"Владимир Санин. Одержимый (повесть)" - читать интересную книгу автора

- А кто на весь порт орал: "Услужливый Птаха опаснее врага"? -
пробормотал Лыков, будто про себя.
- Неужели нашелся такой хам? - ошеломился Чернышев. - Не перевелись у
нас еще грубые люди. С ними, я вам скажу, надо бороться, ты уж себя
сдерживай, Лыков, не бери пример с Васютина, который никогда не будет
человеком.
- Точно, не будет. - Лыков ухмыльнулся. - Посвяти их, Архипыч.
И нам была рассказана такая история. Несколько лет назад лучших
капитанов премировали туристическими путевками в Австралию, и одним из
пунктов программы был осмотр крупнейшего зоопарка. Здесь Васютин и
отличился. Подойдя к вольеру, где совершал отправления гигантского роста
орангутанг, Васютин брезгливо посмотрел на него и глубокомысленно изрек:
"Никогда ты не будешь человеком!" Русским языком орангутанг не владел, но
оскорбительную интонацию уловил и, быть может, не совсем тактично, но зато
мгновенно на нее отреагировал: поставил под зад лапу и... Скорбящего
философа кое-как отмыли из шланга, посочувствовали, как умеют в таких
случаях сочувствовать моряки, и, хотя Васютин изо всех сил старался обратить
то происшествие в шутку, неверие в творческие возможности орангутанга ему
дорого обошлось: злосчастное "никогда ты не будешь человеком" отныне
сопровождало его, как тень.
Расправившись таким образом со своим недругом, Чернышев и вовсе
приобрел отличнейшее расположение духа. Охрипшим, срывающимся на шепот
голосом он расхвастался успехами дочек, которые учатся почти на одни
пятерки, рассказал забавный случай, как Птаху на промысле пытались записать
для радио, и в заключение предложил нам не тратить времени зря и перейти к
обсуждению. "А то вы как-то легкомысленно настроены", - упрекнул он.

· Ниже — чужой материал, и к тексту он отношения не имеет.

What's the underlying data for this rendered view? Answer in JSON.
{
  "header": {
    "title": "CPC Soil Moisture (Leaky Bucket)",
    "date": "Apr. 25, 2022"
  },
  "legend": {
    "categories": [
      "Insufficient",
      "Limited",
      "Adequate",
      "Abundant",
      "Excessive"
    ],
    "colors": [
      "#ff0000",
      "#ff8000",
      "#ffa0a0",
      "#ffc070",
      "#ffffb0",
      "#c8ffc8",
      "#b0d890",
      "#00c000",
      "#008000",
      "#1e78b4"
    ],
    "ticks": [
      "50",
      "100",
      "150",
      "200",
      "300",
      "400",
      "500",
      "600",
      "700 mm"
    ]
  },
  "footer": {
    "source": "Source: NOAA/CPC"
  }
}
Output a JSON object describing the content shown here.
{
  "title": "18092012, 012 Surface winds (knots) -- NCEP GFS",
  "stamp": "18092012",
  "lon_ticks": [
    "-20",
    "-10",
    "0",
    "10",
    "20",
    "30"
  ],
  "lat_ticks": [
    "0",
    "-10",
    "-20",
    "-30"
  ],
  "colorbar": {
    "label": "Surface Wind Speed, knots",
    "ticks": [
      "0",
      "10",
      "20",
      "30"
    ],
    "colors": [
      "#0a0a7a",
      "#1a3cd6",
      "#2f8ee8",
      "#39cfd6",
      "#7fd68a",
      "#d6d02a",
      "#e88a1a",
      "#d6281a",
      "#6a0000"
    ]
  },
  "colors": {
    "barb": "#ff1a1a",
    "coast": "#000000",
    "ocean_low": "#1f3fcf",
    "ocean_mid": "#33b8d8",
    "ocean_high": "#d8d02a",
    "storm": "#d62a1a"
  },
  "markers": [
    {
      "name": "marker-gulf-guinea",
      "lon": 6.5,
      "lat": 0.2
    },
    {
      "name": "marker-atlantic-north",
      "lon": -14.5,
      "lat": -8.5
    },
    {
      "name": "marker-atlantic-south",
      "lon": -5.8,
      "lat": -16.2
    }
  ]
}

Лыков, привыкший к этим штучкам, жестом призвал нас не возражать, и
разбор начался.
Слушал я рассеянно; обилие научных терминов вообще действует на меня
усыпляюще, и я всегда стараюсь пропускать их мимо ушей: мысли мои были
заняты другим. Верный способ отвратить от себя человека - слишком пристально
его разглядывать. Между тем один из участников обсуждения настолько меня
заинтересовал, что я видел и слышал только его.
Боковым зрением я следил за Корсаковым. Несмотря на то, что рассеченный
подбородок пришлось залепить пластырем, Корсаков был чисто выбрит,
подчеркнуто аккуратно одет - свежая сорочка, галстук, бархатная куртка; от
красиво причесанной, чуть с проседью шевелюры исходил приятный аромат
лаванды. На фоне помятых и неухоженных коллег Корсаков смотрелся
превосходно; глядя на него, иные из нас украдкой засовывали поглубже
грязноватые манжеты и вытаскивали расчески, а Чернышев с его полотенцем и
небритой щетиной выглядел вовсе карикатурно. Много лет пытаясь изучать
людскую натуру, я привык не переоценивать внешний вид и изящество,
врожденное или благоприобретенное, но человека умного, порядочного да еще
аккуратного уважал вдвойне; особенно если эта аккуратность соблюдалась не в
обычных условиях, когда к тому обязывают обстоятельства, а в путешествии.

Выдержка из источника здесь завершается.